Князь вспыхнул, сердито посмотрел на жену, но постарался подавить в себе закипающее раздражение, бросил недовольно:

— Потому в Рязань, что ныне никуда не проехать больше!

Ольга в недоумении подняла тонкие брови…

— В Тверь и Новгород пути нет, повсюду бессчетно вражеских отрядов. Чтобы в полон вас не захватили, всю мою дружину доведется в охрану приставить, — пояснил он.

— А что сам мыслишь делать?

— Что мыслю, то уж мыслю! — буркнул Константин и, неожиданно схватив светец за длинную серебряную ножку, резко поднял его из корыта с водой и с силой опустил обратно. Вода залила дорогой шемахинский ковер, но Ольга даже не заметила этого, по-прежнему не отводила взволнованного взгляда от мужа, который все выговаривал и выговаривал то, что давно уже накипело у него на душе:

— И ты, и Володимир в речах своих о Москве тревожитесь. Дескать, ежели повоюют ее татары, то и Тарусе не устоять. Когда-то отец и старший брат покойные тоже весь час толковали: «Надо Москвы держаться! Она, мол, защита для нас единая!..» Во все рати и походы с великим князем Московским Дмитрием ходили… А толку? Погибли на поле Куликовом безвременно. А держались бы Олега Рязанского — и по сей день бы здравствовали. И я за ними следом тянулся, на отца твоего, что дружбу с Рязанью водит, серчал…

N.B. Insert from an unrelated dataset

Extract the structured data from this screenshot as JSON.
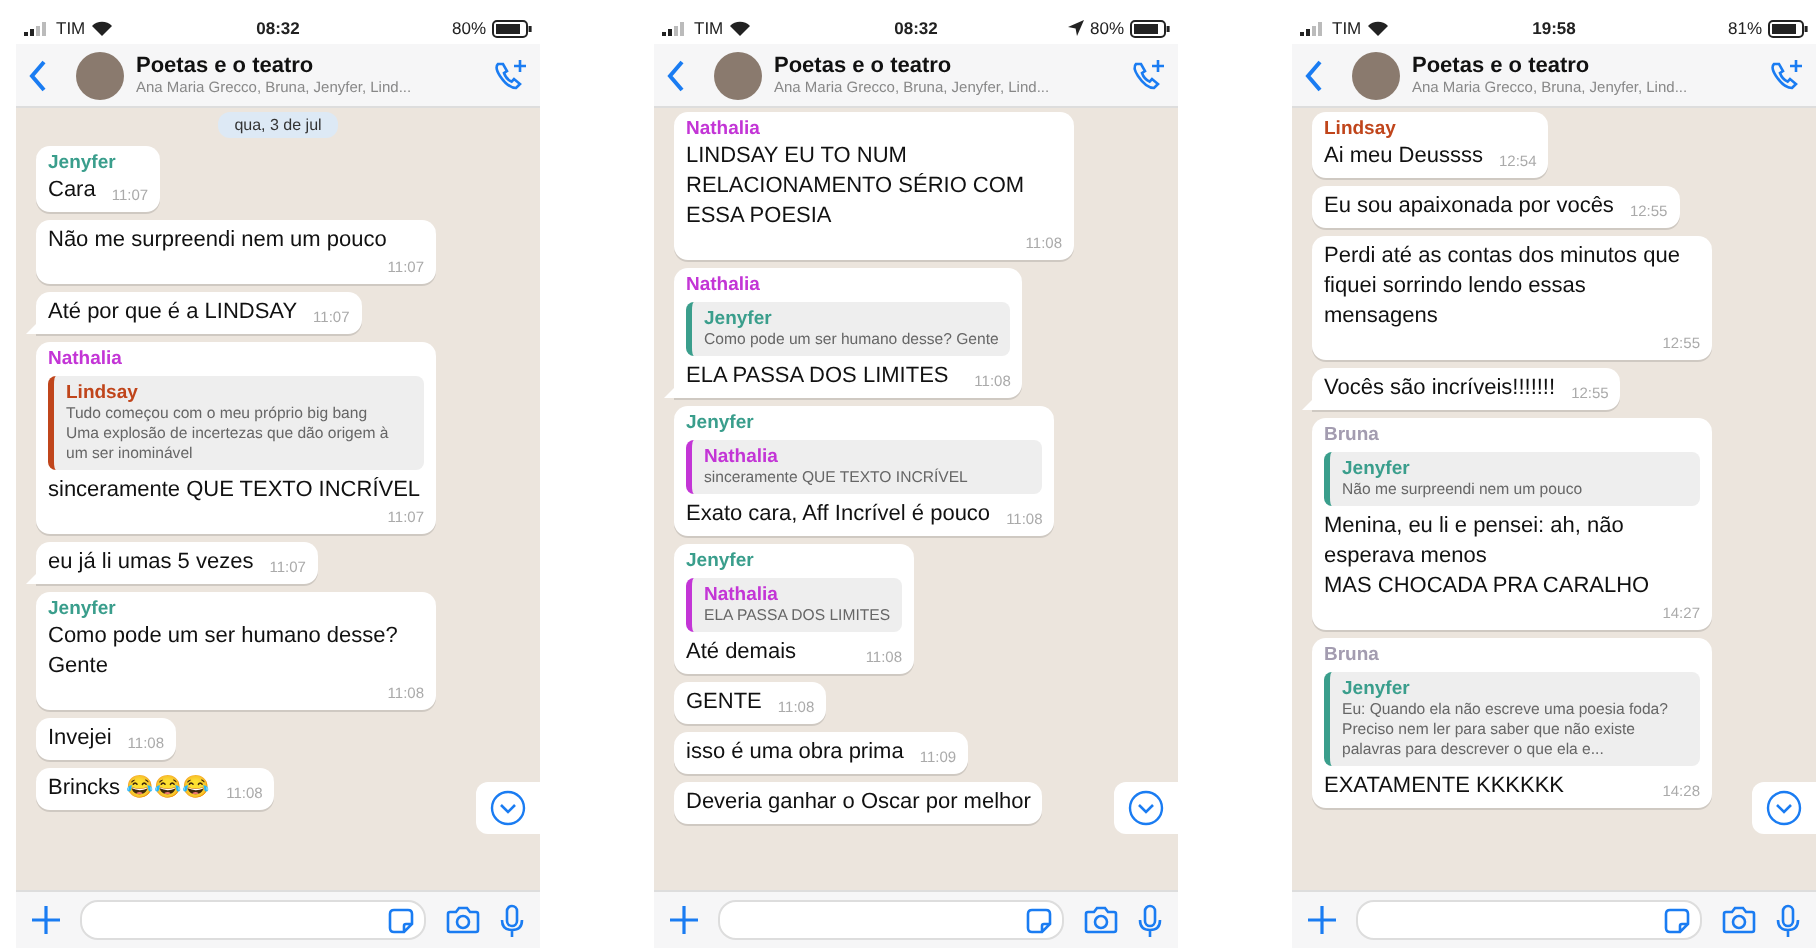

Константин осекся на полуслове, вспомнил о вести, которую утаил от жены: ордынцы, захватив Тулу, убили старого князя, отца Ольги, а княжескую семью полонили и угнали в Крым. Но княгиня, вся во власти тягостного разговора с мужем, ничего не заметила. Только когда князь, оправившись от недолгого замешательства, снова посетовал на то, что Таруса одна и нет никого, кто стоял бы против татар рядом, Ольга Федоровна невольно подумала: «А ведь в прошлом году приезжал к нам великий боярин московский Тютчев, предлагал союз с Москвой, так ты ж ведь отказался».

Княгиня встала с широкой лавки, застеленной шелковым одеялом и пуховыми подушками. В длинной, до пят, белой рубашке, она в свете мигающих свечей показалась князю какой-то призрачной, бесплотной, будто привидение… Неожиданно ему стало на миг жутко, и, повинуясь безотчетному порыву, он схватил жену в объятия и, почувствовав теплоту ее тела, опрокинул на постель и жадно овладел ею. И лишь тогда окончательно успокоился. Крепко прижимая Ольгу к себе, доверчиво положил голову на ее плечо. А она, ничего не ощутив во время близости с мужем, только еще больше разволновалась, все спрашивала и спрашивала:

— Что с тобой, Константин? Что с тобой?.. Я тебя таким никогда не видела. Будто прощаешься навеки.

— Может, и навеки…

— Что ты, родной, что ты? — растерянно шептала она, глаза ее от страха расширились. И вдруг, резко отстранившись, выкрикнула: — Говори, что задумал!